Sunday, November 13, 2011
I gained 2.2 lbs this week.
Now, before you respond with hugs and well-intended comments that it could be water weight, etc., let me assure you that those evil 2.2. lbs are indeed FAT.
How do I know this? Because I've been eating like a hog all week.
Yes, it's true. I set my November goals, one of which was to NOT buy and eat a candy bar every day. This was a challenging goal for me, believe it or not. Last night ICAMETHISCLOSE to stopping at Walgreen's under the pretense of picking up photos, all the while knowing that I really wanted a candy bar. I didn't stop, but it was REALLY tough not to pull into the left turn lane.

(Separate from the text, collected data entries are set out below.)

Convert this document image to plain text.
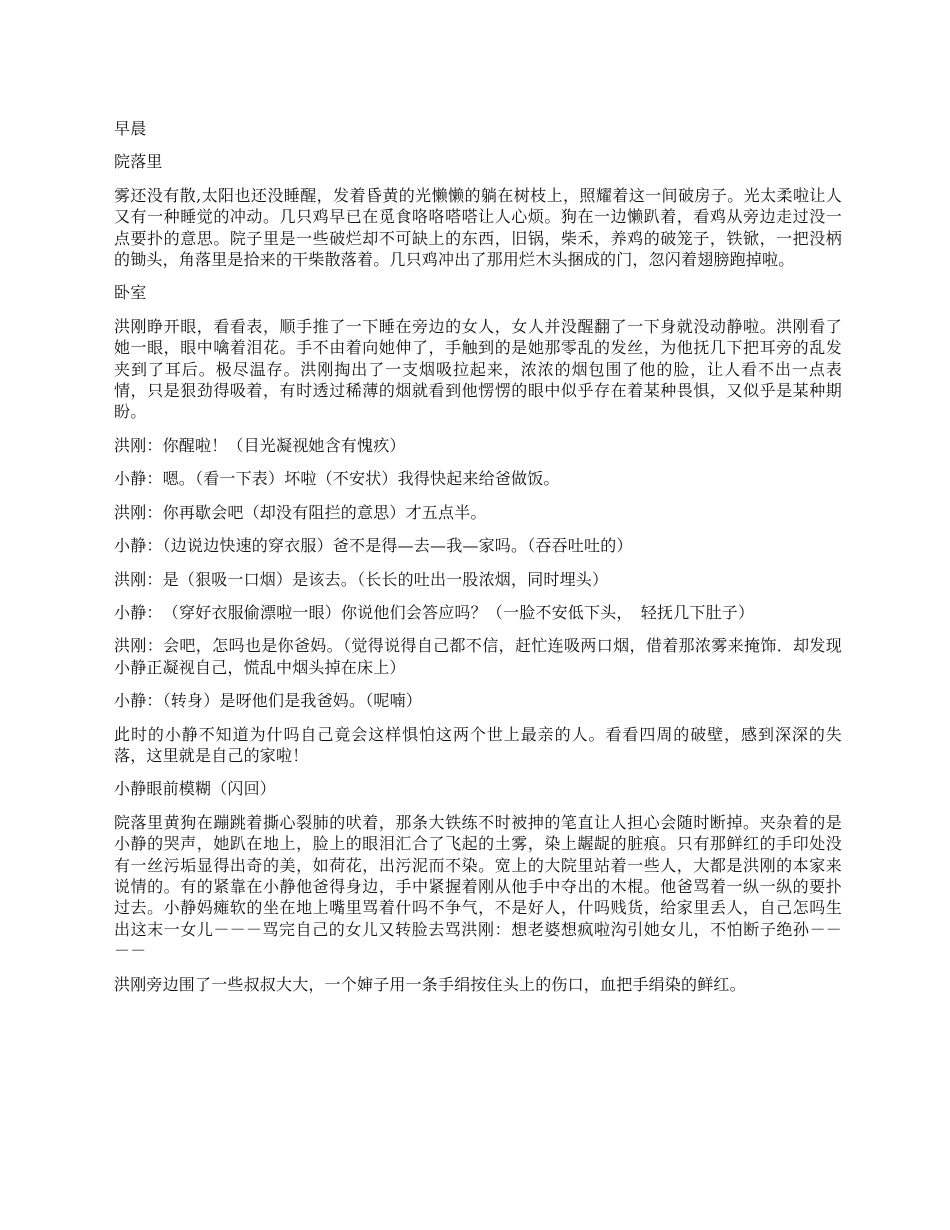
早晨

院落里

雾还没有散,太阳也还没睡醒，发着昏黄的光懒懒的躺在树枝上，照耀着这一间破房子。光太柔啦让人又有一种睡觉的冲动。几只鸡早已在觅食咯咯嗒嗒让人心烦。狗在一边懒趴着，看鸡从旁边走过没一点要扑的意思。院子里是一些破烂却不可缺上的东西，旧锅，柴禾，养鸡的破笼子，铁锨，一把没柄的锄头，角落里是拾来的干柴散落着。几只鸡冲出了那用烂木头捆成的门，忽闪着翅膀跑掉啦。

卧室

洪刚睁开眼，看看表，顺手推了一下睡在旁边的女人，女人并没醒翻了一下身就没动静啦。洪刚看了她一眼，眼中噙着泪花。手不由着向她伸了，手触到的是她那零乱的发丝，为他抚几下把耳旁的乱发夹到了耳后。极尽温存。洪刚掏出了一支烟吸拉起来，浓浓的烟包围了他的脸，让人看不出一点表情，只是狠劲得吸着，有时透过稀薄的烟就看到他愣愣的眼中似乎存在着某种畏惧，又似乎是某种期盼。

洪刚：你醒啦！（目光凝视她含有愧疚）

小静：嗯。（看一下表）坏啦（不安状）我得快起来给爸做饭。

洪刚：你再歇会吧（却没有阻拦的意思）才五点半。

小静：（边说边快速的穿衣服）爸不是得—去—我—家吗。（吞吞吐吐的）

洪刚：是（狠吸一口烟）是该去。（长长的吐出一股浓烟，同时埋头）

小静：　（穿好衣服偷漂啦一眼）你说他们会答应吗？（一脸不安低下头，　轻抚几下肚子）

洪刚：会吧，怎吗也是你爸妈。（觉得说得自己都不信，赶忙连吸两口烟，借着那浓雾来掩饰．却发现小静正凝视自己，慌乱中烟头掉在床上）

小静：（转身）是呀他们是我爸妈。（呢喃）

此时的小静不知道为什吗自己竟会这样惧怕这两个世上最亲的人。看看四周的破壁，感到深深的失落，这里就是自己的家啦！

小静眼前模糊（闪回）

院落里黄狗在蹦跳着撕心裂肺的吠着，那条大铁练不时被抻的笔直让人担心会随时断掉。夹杂着的是小静的哭声，她趴在地上，脸上的眼泪汇合了飞起的土雾，染上龌龊的脏痕。只有那鲜红的手印处没有一丝污垢显得出奇的美，如荷花，出污泥而不染。宽上的大院里站着一些人，大都是洪刚的本家来说情的。有的紧靠在小静他爸得身边，手中紧握着刚从他手中夺出的木棍。他爸骂着一纵一纵的要扑过去。小静妈瘫软的坐在地上嘴里骂着什吗不争气，不是好人，什吗贱货，给家里丢人，自己怎吗生出这末一女儿－－－骂完自己的女儿又转脸去骂洪刚：想老婆想疯啦沟引她女儿，不怕断子绝孙－－－－

洪刚旁边围了一些叔叔大大，一个婶子用一条手绢按住头上的伤口，血把手绢染的鲜红。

Unfortunately, I replaced my candy bar calories with my guilty pleasure...cookie dough. There, I've said it. It's now out there for the whole world to see. I'm a closet cookie dough eater. I'm not proud of it. Over the years I've mastered the art of mixing up just enough cookie dough (sans raw eggs) to satisfy my after-a-meal sweet tooth. I made the mistake this week of buying Smart Balance instead of butter because 1) I had a coupon and 2) I figured it was healthier for me. Too bad it mixes more easily into the cookie dough batter.
Now, in reviewing this humiliating habit of mine, I've come to the realization that I only mix up cookie dough and eat it when THERE'S NOTHING ELSE IN THE HOUSE! Which has been the past two weeks. Literally, there is nothing in the house but cookie dough ingredients, uncooked rice, mayonnaise, defrosted cranberries which I think may now be moldy, and some funky looking leftovers in the fridge.
Another November goal of mine was to schedule grocery days and actually go. I made that goal on November 1st. I still haven't gone grocery shopping, and it is now November 13th. There is definitely a correlation between the amount of JUNK I eat and whether or not there is healthy food in the house. I call it The Sustenance Correlation (ala "The Big Bang Theory").
I don't know why I have such a problem with getting groceries. I really hate it. It's not the actual shopping that's a problem...well, maybe it is in part...it's the figuring out what to get that I hate. Planning the meals (my daughter has an eating disorder and is very limited in her food choices), finding coupons, and actually getting out the door can be really hard for me. It sounds silly even to me when I write this, but it's a fact. And the less healthy food I have in the house, the more stressed I feel because I know I have to get groceries. The more I procrastinate. The more cookie dough I eat. The more weight I gain.
It's going to be tough, but today I am DETERMINED to go get groceries. Baby steps. First step -- take the cookbooks out of the cabinet and pick four healthy recipes to make this week.